Le irritaba su cabezonería, pero tenía que admirar sus recursos a la hora de manejar el coche. A los pies de una de las peores colinas, había una alcantarilla de cemento nueva, recubierta de barro líquido en la que no había nada a lo que las cadenas pudieran agarrarse. El coche se deslizó hasta el final de la alcantarilla y se detuvo en el mismo borde. Mientras alcanzaban a duras penas el otro lado de la colina, Enid comentó:

—Es bueno que el estárter funcione bien, un leve golpe nos hubiera dejado tirados.

Llegaron a la granja de los Wheeler justo antes de que oscureciera, y la señora Wheeler salió corriendo hacia ellos con un impermeable sobre la cabeza.

—¡Mis pobres niños empapados! —gritó rodeando a Enid con los brazos—. ¿Cómo habéis logrado llegar a casa? Tenía la esperanza de que os hubierais quedado en Hastings.

—Ha sido Enid la que nos ha traído a casa —le dijo Claude—. Es una chica espantosamente imprudente y alguien debería sacudirla, pero es una buena conductora.

Enid se rio mientras se apartaba un mechón húmedo de pelo de la frente.

—Tenías razón, por supuesto. Lo sensato hubiera sido quedarnos en casa de Rice, solo que yo no quería.

Más tarde, esa noche, Claude se alegró de que no lo hubieran hecho. Era agradable estar en casa y ver a Enid sentada a la mesa durante la cena, en el asiento a la derecha de su padre y con uno de los vestidos grises para casa de su madre. Habrían pasado un mal rato en casa de los Rice, sin camas donde dormir, excepto las que ya estaban ocupadas por los niños de la familia. Enid nunca antes había dormido en el cuarto de invitados de su madre y le agradaba pensar lo cómoda que se sentiría allí.

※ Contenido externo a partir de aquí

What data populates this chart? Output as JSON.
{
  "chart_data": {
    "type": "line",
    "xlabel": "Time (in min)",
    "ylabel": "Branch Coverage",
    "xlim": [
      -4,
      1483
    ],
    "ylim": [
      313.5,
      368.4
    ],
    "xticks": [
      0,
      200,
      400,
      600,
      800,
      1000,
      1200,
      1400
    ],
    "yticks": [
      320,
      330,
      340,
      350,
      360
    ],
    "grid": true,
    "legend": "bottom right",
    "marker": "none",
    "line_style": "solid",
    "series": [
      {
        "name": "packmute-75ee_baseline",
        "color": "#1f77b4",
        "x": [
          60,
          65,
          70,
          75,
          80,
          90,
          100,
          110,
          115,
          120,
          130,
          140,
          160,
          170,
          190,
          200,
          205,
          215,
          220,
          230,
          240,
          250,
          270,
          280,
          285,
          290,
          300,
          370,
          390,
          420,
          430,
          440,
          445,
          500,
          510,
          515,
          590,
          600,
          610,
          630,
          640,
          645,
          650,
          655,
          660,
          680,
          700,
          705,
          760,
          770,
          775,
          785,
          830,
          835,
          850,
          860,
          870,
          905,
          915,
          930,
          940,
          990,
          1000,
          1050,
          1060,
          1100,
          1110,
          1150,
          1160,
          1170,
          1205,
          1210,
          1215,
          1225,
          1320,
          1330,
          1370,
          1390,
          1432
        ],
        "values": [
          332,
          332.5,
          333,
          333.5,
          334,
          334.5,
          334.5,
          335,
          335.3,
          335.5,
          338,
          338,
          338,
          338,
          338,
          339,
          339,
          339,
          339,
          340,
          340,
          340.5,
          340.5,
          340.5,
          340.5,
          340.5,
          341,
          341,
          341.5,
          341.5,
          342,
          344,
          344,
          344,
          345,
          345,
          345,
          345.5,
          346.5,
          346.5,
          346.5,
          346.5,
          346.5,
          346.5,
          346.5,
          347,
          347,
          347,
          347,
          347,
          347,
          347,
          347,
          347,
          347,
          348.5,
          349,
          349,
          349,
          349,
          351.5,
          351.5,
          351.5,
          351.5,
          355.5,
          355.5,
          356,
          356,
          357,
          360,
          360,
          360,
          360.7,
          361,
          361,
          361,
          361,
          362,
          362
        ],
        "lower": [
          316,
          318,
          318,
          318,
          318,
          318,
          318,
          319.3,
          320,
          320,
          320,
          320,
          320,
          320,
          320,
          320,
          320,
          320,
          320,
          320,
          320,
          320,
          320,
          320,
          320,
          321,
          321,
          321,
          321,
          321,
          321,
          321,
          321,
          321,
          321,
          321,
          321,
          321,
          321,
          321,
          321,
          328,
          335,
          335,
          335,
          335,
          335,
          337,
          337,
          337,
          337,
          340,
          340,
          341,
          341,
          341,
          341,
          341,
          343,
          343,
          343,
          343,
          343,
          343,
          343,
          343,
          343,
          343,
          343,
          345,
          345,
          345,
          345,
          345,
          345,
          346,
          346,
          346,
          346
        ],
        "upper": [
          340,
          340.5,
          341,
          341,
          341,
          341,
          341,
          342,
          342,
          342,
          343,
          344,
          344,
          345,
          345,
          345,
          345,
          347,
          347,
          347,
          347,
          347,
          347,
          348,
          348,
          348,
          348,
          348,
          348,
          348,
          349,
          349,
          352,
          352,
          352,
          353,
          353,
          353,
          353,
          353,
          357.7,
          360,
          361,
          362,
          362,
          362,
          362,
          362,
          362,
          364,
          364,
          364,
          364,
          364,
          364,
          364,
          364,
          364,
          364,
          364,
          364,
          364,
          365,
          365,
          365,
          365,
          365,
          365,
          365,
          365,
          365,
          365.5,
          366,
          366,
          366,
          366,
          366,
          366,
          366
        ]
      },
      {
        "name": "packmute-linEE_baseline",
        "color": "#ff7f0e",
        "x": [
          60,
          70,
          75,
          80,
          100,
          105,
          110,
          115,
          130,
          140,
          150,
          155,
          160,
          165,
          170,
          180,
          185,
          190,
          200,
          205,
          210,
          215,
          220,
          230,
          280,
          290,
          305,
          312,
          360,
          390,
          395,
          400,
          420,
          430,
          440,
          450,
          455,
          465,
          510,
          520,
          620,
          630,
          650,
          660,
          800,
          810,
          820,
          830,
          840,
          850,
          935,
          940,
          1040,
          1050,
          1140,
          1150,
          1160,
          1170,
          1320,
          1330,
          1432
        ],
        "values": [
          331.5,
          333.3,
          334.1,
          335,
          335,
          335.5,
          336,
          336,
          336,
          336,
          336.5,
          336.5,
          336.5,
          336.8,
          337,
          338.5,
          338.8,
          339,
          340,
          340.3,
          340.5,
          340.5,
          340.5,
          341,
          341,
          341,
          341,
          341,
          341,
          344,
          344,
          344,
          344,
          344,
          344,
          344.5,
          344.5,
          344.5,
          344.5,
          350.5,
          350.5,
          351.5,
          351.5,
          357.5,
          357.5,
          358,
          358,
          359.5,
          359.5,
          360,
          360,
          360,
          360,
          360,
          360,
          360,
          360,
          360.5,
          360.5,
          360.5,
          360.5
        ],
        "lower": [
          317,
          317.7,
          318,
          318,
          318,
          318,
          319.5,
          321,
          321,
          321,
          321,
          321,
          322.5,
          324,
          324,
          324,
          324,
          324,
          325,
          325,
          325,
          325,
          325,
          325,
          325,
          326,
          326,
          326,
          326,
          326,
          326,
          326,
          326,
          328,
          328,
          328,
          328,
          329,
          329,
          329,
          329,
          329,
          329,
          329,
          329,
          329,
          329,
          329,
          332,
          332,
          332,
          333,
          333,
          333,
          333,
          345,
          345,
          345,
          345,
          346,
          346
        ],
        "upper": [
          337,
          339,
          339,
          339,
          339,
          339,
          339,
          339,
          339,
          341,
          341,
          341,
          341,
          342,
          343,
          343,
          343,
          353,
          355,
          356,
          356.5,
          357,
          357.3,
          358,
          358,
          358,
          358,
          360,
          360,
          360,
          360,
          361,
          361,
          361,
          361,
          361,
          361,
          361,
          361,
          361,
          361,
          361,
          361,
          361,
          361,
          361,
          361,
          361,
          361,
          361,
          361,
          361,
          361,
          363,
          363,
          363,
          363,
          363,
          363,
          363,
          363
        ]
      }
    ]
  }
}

Era todavía temprano cuando la señora Wheeler cogió una vela para acompañar a su invitada a la cama. Enid pasó cerca de la silla de Claude mientras salía de la habitación.

—¿Me has perdonado? —dijo en tono burlón.

—¿Por qué eres tan cabezota? ¿Querías asustarme? ¿O enseñarme lo bien que puedes conducir?

—Ninguna de las dos cosas. Quería volver a casa. Buenas noches.

Claude se echó hacia atrás en su silla y se tapó los ojos con la mano. Ella realmente sentía que esta era su casa, entonces. No se había sentido intimidada por las bromas de su padre o desconcertada por la sonrisa de complicidad de Mahailey. Lo bien que se manejaba en su casa le producía un incomprensible placer. Cogió un libro, pero no leyó. Permanecía abierto sobre sus rodillas cuando su madre volvió media hora después.

—No hagas ruido al subir las escaleras, Claude. Estaba tan cansada que ya debe de estar dormida.

Él se quitó los zapatos y subió con sumo cuidado.